Being in labour hurts - that's official - but exactly how it feels is virtually impossible to describe: it's unique.
While natural pain relief won't have the same oomph as an epidural, there are things you can do to make your labour a bit easier.
When labour starts it's easy to go into panic mode, but try to resist the urge to make like a headless chicken. You're going to need all your energy for the coming hours - so take a seat.
Remember your breathing techniques. No matter that you felt daft as a brush practising them in antenatal classes, when labour kicks in for real you won't give a stuff, and they'll help you focus and get through each contraction.
Hot and cold
A hot water bottle or a wheat bag that you heat in the microwave can help to alleviate backache, aching limbs and labour pains. The plus side of a wheat bag is that they mould easily to your shape, and the scented lavender ones smell lovely.
At the opposite end of the temperature scale, you might find a cold compress helps too.
A slow, firm back massage from your birthing partner or a kind midwife can help get those endorphins (pain-relieving hormones) flowing. Let them know what works for you, though; no need to grit your teeth if it's proving more annoying than relaxing.
If you can, try not to just lie on your back - staying upright and mobile can help ease the pain and speed labour up.

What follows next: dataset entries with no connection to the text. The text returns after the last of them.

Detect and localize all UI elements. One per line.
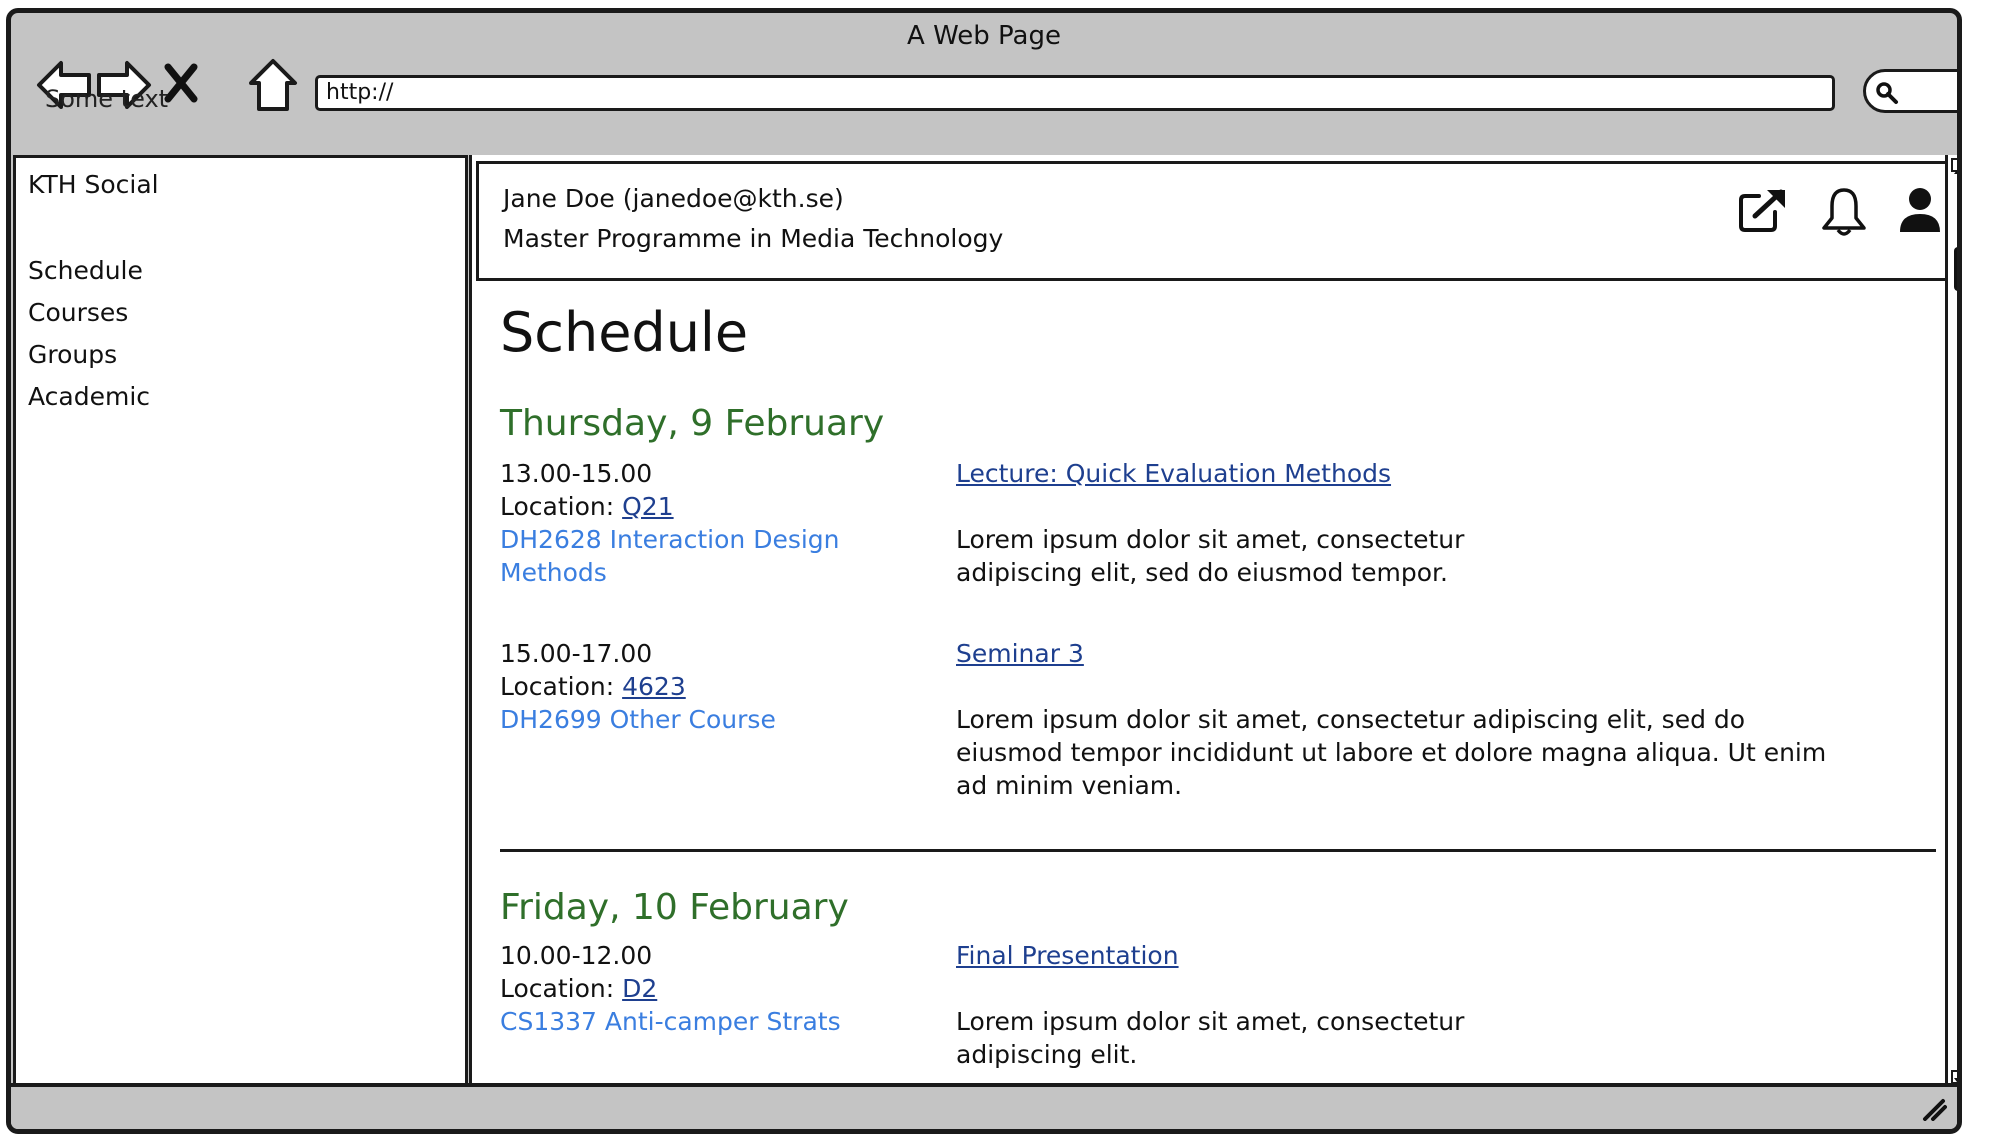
brand-name: KTH Social [28,170,159,199]
window-title: A Web Page [907,21,1061,51]
scroll-thumb[interactable] [1954,247,1957,291]
user-icon[interactable] [1897,186,1943,234]
status-bar [11,1083,1957,1129]
arrow-up-icon [1954,170,1957,174]
day-heading: Thursday, 9 February [500,403,885,444]
browser-window: A Web Page Some text http:// KTH Social … [6,8,1962,1134]
user-programme: Master Programme in Media Technology [503,224,1004,253]
course-link[interactable]: DH2699 Other Course [500,703,870,736]
event-location: Location: Q21 [500,490,1800,523]
main-content: Jane Doe (janedoe@kth.se) Master Program… [469,155,1957,1087]
profile-header: Jane Doe (janedoe@kth.se) Master Program… [476,161,1952,281]
scroll-up-button[interactable] [1951,158,1957,174]
event-title-link[interactable]: Lecture: Quick Evaluation Methods [956,457,1391,490]
location-link[interactable]: D2 [622,974,657,1003]
location-label: Location: [500,974,623,1003]
search-field[interactable] [1863,69,1957,113]
event-location: Location: D2 [500,972,1800,1005]
vertical-scrollbar[interactable] [1945,155,1957,1087]
event-description: Lorem ipsum dolor sit amet, consectetur … [956,1007,1465,1069]
sidebar-item-schedule[interactable]: Schedule [28,250,150,292]
overlay-text: Some text [45,85,169,113]
day-heading: Friday, 10 February [500,887,849,928]
sidebar: KTH Social Schedule Courses Groups Acade… [13,155,468,1087]
event-title-link[interactable]: Seminar 3 [956,637,1084,670]
location-link[interactable]: Q21 [622,492,674,521]
event-description: Lorem ipsum dolor sit amet, consectetur … [956,705,1827,800]
home-icon[interactable] [247,57,299,113]
sidebar-item-academic[interactable]: Academic [28,376,150,418]
sidebar-item-courses[interactable]: Courses [28,292,150,334]
location-label: Location: [500,672,623,701]
location-link[interactable]: 4623 [622,672,686,701]
search-icon [1876,82,1898,104]
location-label: Location: [500,492,623,521]
sidebar-nav: Schedule Courses Groups Academic [28,250,150,418]
event-time: 15.00-17.00 [500,639,653,668]
schedule-event: 13.00-15.00 Location: Q21 DH2628 Interac… [500,457,1800,597]
event-title-link[interactable]: Final Presentation [956,939,1179,972]
course-link[interactable]: CS1337 Anti-camper Strats [500,1005,870,1038]
scroll-down-button[interactable] [1951,1070,1957,1084]
bell-icon[interactable] [1819,186,1869,238]
user-name: Jane Doe (janedoe@kth.se) [503,184,844,213]
address-bar[interactable]: http:// [315,75,1835,111]
schedule-event: 15.00-17.00 Location: 4623 DH2699 Other … [500,637,1826,807]
stop-icon[interactable] [163,63,199,103]
event-description: Lorem ipsum dolor sit amet, consectetur … [956,525,1465,587]
external-link-icon[interactable] [1737,186,1789,234]
day-divider [500,849,1936,852]
resize-grip-icon[interactable] [1919,1097,1947,1121]
schedule-event: 10.00-12.00 Location: D2 CS1337 Anti-cam… [500,939,1800,1079]
sidebar-item-groups[interactable]: Groups [28,334,150,376]
course-link[interactable]: DH2628 Interaction Design Methods [500,523,870,589]
event-location: Location: 4623 [500,670,1800,703]
page-title: Schedule [500,301,749,364]
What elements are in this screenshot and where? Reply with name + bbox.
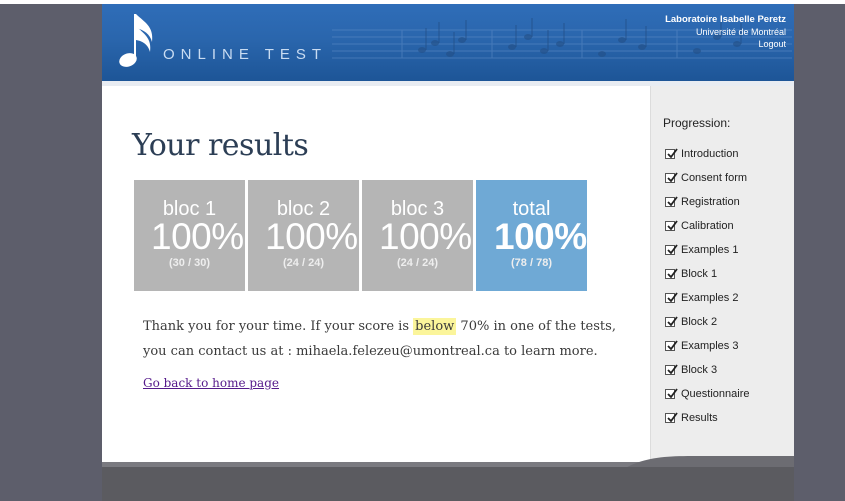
- progression-item-label: Registration: [681, 196, 740, 208]
- progression-item-introduction: Introduction: [665, 148, 750, 172]
- progression-list: Introduction Consent form Registration C…: [665, 148, 750, 436]
- progression-item-examples-2: Examples 2: [665, 292, 750, 316]
- progression-item-calibration: Calibration: [665, 220, 750, 244]
- progression-item-label: Questionnaire: [681, 388, 750, 400]
- progression-item-consent-form: Consent form: [665, 172, 750, 196]
- score-tile-bloc-1: bloc 1 100% (30 / 30): [134, 180, 245, 291]
- progression-item-registration: Registration: [665, 196, 750, 220]
- score-tile-bloc-2: bloc 2 100% (24 / 24): [248, 180, 359, 291]
- page-container: ONLINE TEST Laboratoire Isabelle Peretz …: [102, 4, 794, 501]
- score-count: (78 / 78): [511, 257, 552, 269]
- checkbox-checked-icon: [665, 292, 678, 303]
- checkbox-checked-icon: [665, 340, 678, 351]
- progression-item-label: Block 3: [681, 364, 718, 376]
- checkbox-checked-icon: [665, 148, 678, 159]
- progression-item-label: Results: [681, 412, 718, 424]
- checkbox-checked-icon: [665, 316, 678, 327]
- checkbox-checked-icon: [665, 220, 678, 231]
- progression-item-label: Introduction: [681, 148, 739, 160]
- checkbox-checked-icon: [665, 412, 678, 423]
- footer: [102, 467, 794, 501]
- checkbox-checked-icon: [665, 364, 678, 375]
- progression-item-label: Calibration: [681, 220, 734, 232]
- progression-item-label: Examples 1: [681, 244, 739, 256]
- progression-item-block-1: Block 1: [665, 268, 750, 292]
- score-count: (24 / 24): [397, 257, 438, 269]
- progression-item-examples-1: Examples 1: [665, 244, 750, 268]
- checkbox-checked-icon: [665, 172, 678, 183]
- header-banner: ONLINE TEST Laboratoire Isabelle Peretz …: [102, 4, 794, 81]
- page-title: Your results: [132, 128, 309, 163]
- university-name: Université de Montréal: [695, 27, 786, 37]
- results-message: Thank you for your time. If your score i…: [143, 314, 643, 364]
- progression-item-label: Block 1: [681, 268, 718, 280]
- progression-item-label: Examples 3: [681, 340, 739, 352]
- progression-item-label: Block 2: [681, 316, 718, 328]
- highlighted-word: below: [413, 318, 457, 335]
- score-percent: 100%: [265, 216, 358, 257]
- lab-name: Laboratoire Isabelle Peretz: [665, 14, 786, 25]
- logout-link[interactable]: Logout: [665, 38, 786, 50]
- home-page-link[interactable]: Go back to home page: [143, 376, 279, 390]
- progression-sidebar: Progression: Introduction Consent form R…: [650, 86, 794, 464]
- header-info: Laboratoire Isabelle Peretz Université d…: [665, 14, 786, 50]
- score-percent: 100%: [151, 216, 244, 257]
- checkbox-checked-icon: [665, 244, 678, 255]
- checkbox-checked-icon: [665, 388, 678, 399]
- progression-item-label: Consent form: [681, 172, 748, 184]
- score-count: (24 / 24): [283, 257, 324, 269]
- score-count: (30 / 30): [169, 257, 210, 269]
- score-tile-total: total 100% (78 / 78): [476, 180, 587, 291]
- progression-item-results: Results: [665, 412, 750, 436]
- score-tiles: bloc 1 100% (30 / 30) bloc 2 100% (24 / …: [134, 180, 588, 291]
- score-percent: 100%: [379, 216, 472, 257]
- progression-item-label: Examples 2: [681, 292, 739, 304]
- app-title: ONLINE TEST: [163, 46, 328, 63]
- score-percent: 100%: [494, 216, 587, 257]
- progression-item-block-3: Block 3: [665, 364, 750, 388]
- progression-item-examples-3: Examples 3: [665, 340, 750, 364]
- music-note-icon: [119, 14, 153, 67]
- checkbox-checked-icon: [665, 196, 678, 207]
- progression-item-block-2: Block 2: [665, 316, 750, 340]
- progression-title: Progression:: [663, 116, 731, 130]
- message-text-before: Thank you for your time. If your score i…: [143, 319, 414, 334]
- score-tile-bloc-3: bloc 3 100% (24 / 24): [362, 180, 473, 291]
- checkbox-checked-icon: [665, 268, 678, 279]
- progression-item-questionnaire: Questionnaire: [665, 388, 750, 412]
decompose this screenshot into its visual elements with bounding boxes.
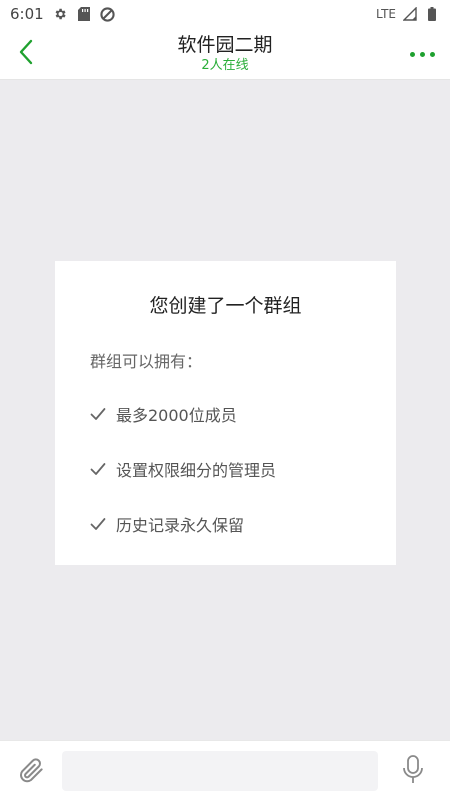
more-options-button[interactable] bbox=[404, 38, 440, 70]
group-created-card: 您创建了一个群组 群组可以拥有： 最多2000位成员 设置权限细分的管理员 历史… bbox=[55, 261, 396, 565]
check-icon bbox=[90, 461, 106, 477]
status-bar: 6:01 LTE bbox=[0, 0, 450, 28]
check-icon bbox=[90, 406, 106, 422]
feature-label: 历史记录永久保留 bbox=[116, 516, 245, 535]
network-type: LTE bbox=[376, 7, 396, 21]
status-time: 6:01 bbox=[10, 5, 44, 23]
paperclip-icon bbox=[16, 755, 46, 789]
back-button[interactable] bbox=[8, 36, 44, 72]
chat-title: 软件园二期 bbox=[177, 34, 273, 56]
more-dots-icon bbox=[409, 51, 435, 57]
gear-icon bbox=[52, 6, 68, 22]
feature-item: 历史记录永久保留 bbox=[90, 512, 244, 536]
microphone-icon bbox=[402, 755, 424, 789]
chat-header: 软件园二期 2人在线 bbox=[0, 28, 450, 80]
group-created-title: 您创建了一个群组 bbox=[149, 295, 302, 317]
battery-icon bbox=[424, 6, 440, 22]
chevron-left-icon bbox=[18, 39, 34, 69]
feature-item: 最多2000位成员 bbox=[90, 402, 237, 426]
sd-card-icon bbox=[76, 6, 92, 22]
feature-label: 最多2000位成员 bbox=[116, 406, 237, 425]
group-features-intro: 群组可以拥有： bbox=[90, 352, 203, 371]
message-input[interactable] bbox=[62, 751, 378, 791]
voice-message-button[interactable] bbox=[396, 755, 430, 789]
message-input-bar bbox=[0, 740, 450, 800]
feature-item: 设置权限细分的管理员 bbox=[90, 457, 276, 481]
check-icon bbox=[90, 516, 106, 532]
status-bar-left: 6:01 bbox=[10, 5, 116, 23]
signal-icon bbox=[402, 6, 418, 22]
online-count: 2人在线 bbox=[201, 58, 249, 73]
sync-icon bbox=[100, 6, 116, 22]
chat-messages-area[interactable]: 您创建了一个群组 群组可以拥有： 最多2000位成员 设置权限细分的管理员 历史… bbox=[0, 80, 450, 740]
feature-label: 设置权限细分的管理员 bbox=[116, 461, 277, 480]
chat-title-area[interactable]: 软件园二期 2人在线 bbox=[100, 32, 350, 74]
attach-button[interactable] bbox=[14, 755, 48, 789]
status-bar-right: LTE bbox=[376, 6, 440, 22]
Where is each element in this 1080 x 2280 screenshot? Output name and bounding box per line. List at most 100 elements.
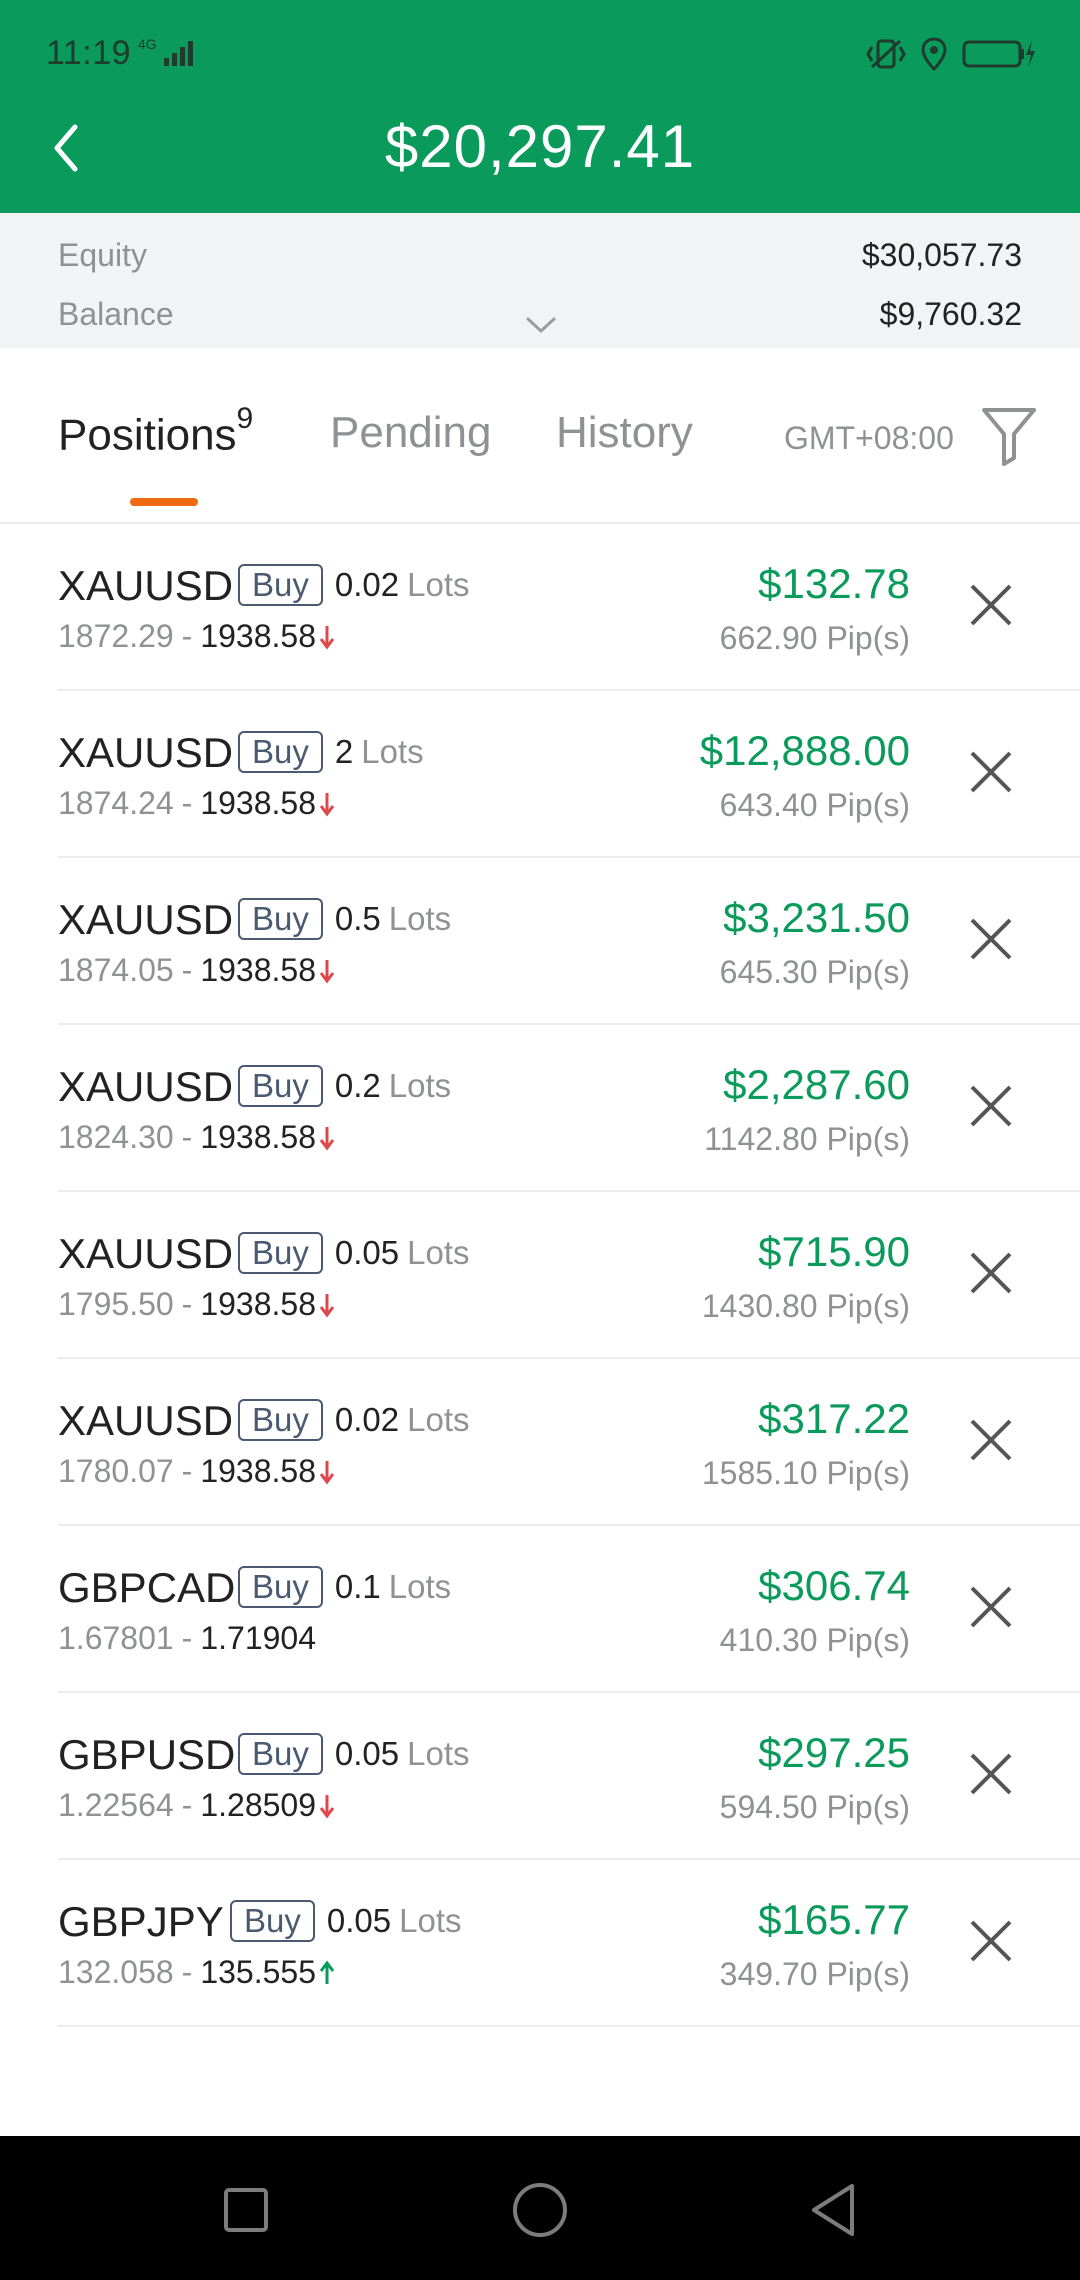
price-range: 1795.50-1938.58 — [58, 1286, 336, 1323]
position-symbol: GBPUSD — [58, 1731, 236, 1778]
open-price: 1780.07 — [58, 1453, 174, 1489]
position-side-lots: Buy 0.05 Lots — [238, 1232, 469, 1274]
close-position-icon[interactable] — [962, 743, 1020, 801]
lots-label: Lots — [407, 1234, 470, 1271]
pips-value: 1142.80 Pip(s) — [704, 1121, 910, 1157]
arrow-down-icon — [319, 792, 335, 816]
position-symbol: GBPJPY — [58, 1898, 224, 1945]
profit-loss-value: $165.77 — [758, 1896, 910, 1943]
position-side-lots: Buy 0.05 Lots — [238, 1733, 469, 1775]
position-side-lots: Buy 0.2 Lots — [238, 1065, 451, 1107]
position-row[interactable]: XAUUSD Buy 0.02 Lots 1872.29-1938.58 $132.78 6… — [58, 524, 1080, 691]
arrow-up-icon — [319, 1960, 335, 1984]
lots-label: Lots — [388, 1568, 452, 1605]
close-position-icon[interactable] — [962, 576, 1020, 634]
position-row[interactable]: XAUUSD Buy 0.2 Lots 1824.30-1938.58 $2,287.60… — [58, 1025, 1080, 1192]
close-position-icon[interactable] — [962, 910, 1020, 968]
price-range: 1824.30-1938.58 — [58, 1119, 336, 1156]
recents-square-icon[interactable] — [216, 2180, 276, 2240]
price-range: 1.22564-1.28509 — [58, 1787, 336, 1824]
current-price: 135.555 — [200, 1954, 316, 1990]
tab-history[interactable]: History — [556, 408, 693, 458]
timezone-label[interactable]: GMT+08:00 — [784, 420, 954, 457]
app-header: 11:19 4G $20,297.41 — [0, 0, 1080, 213]
lots-value: 0.05 — [334, 1735, 400, 1772]
position-row[interactable]: XAUUSD Buy 2 Lots 1874.24-1938.58 $12,888.00 6… — [58, 691, 1080, 858]
price-separator: - — [181, 1119, 193, 1155]
profit-loss-value: $132.78 — [758, 560, 910, 607]
position-side-lots: Buy 0.1 Lots — [238, 1566, 451, 1608]
arrow-down-icon — [319, 1794, 335, 1818]
price-range: 1874.24-1938.58 — [58, 785, 336, 822]
open-price: 1795.50 — [58, 1286, 174, 1322]
profit-loss-value: $12,888.00 — [699, 727, 910, 774]
close-position-icon[interactable] — [962, 1912, 1020, 1970]
position-symbol: XAUUSD — [58, 562, 234, 609]
home-circle-icon[interactable] — [510, 2180, 570, 2240]
close-position-icon[interactable] — [962, 1411, 1020, 1469]
position-row[interactable]: XAUUSD Buy 0.5 Lots 1874.05-1938.58 $3,231.50… — [58, 858, 1080, 1025]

Move around to find a position you're more comfortable in, whether that means getting down on all fours, prostrating yourself over a birthing ball or impersonating a dog cocking its leg. Now is not the time to worry about appearances - if it works, it works!
Anything that helps promote a calming atmosphere is good in our book, but check you actually like the smell of each oil before you go into labour.
If your hospital won't let you use an oil burner/diffuser, you can get a similar effect by adding a few drops of your chosen oils to a bowl of hot water.
Lavender is not only calming and ache-relieving, a few drops in the bath after labour can help heal your bits, too.
Studies suggest that self-hypnosis during childbirth may ease labour pains, decrease anxiety and fear, lower the risk of medical complications and reduce the need for surgery.
You can buy numerous books and CDs on the topic, but your best bet is to see a registered practitioner beforehand who can teach you how to do things.
Billed as a 'complete birth education programme' that incorporates self-hypnosis, relaxation and breathing techniques, exponents believe it reduces the need for intervention and medication, shortens labour and makes for an all-round more positive birth. Once you've mastered them, you can use the techniques at home, in hospital, in a birthing pool - wherever, essentially.
Transcutaneous Electrical Nerve Stimulation is a mouthful at the best of times, let alone when you're in labour.
A small electronic device, usually between the size of a personal stereo (remember them?) and a mobile phone, TENS delivers electrical impulses across the skin. This is meant to help reduce pain by blocking the nerve signals carrying pain messages to your brain, while also stimulating your body's production of endorphins.
It takes about an hour for your body to start to respond in this way, so it's best to start using a TENS early on in labour, but on a low setting so that you can turn it up as labour progresses.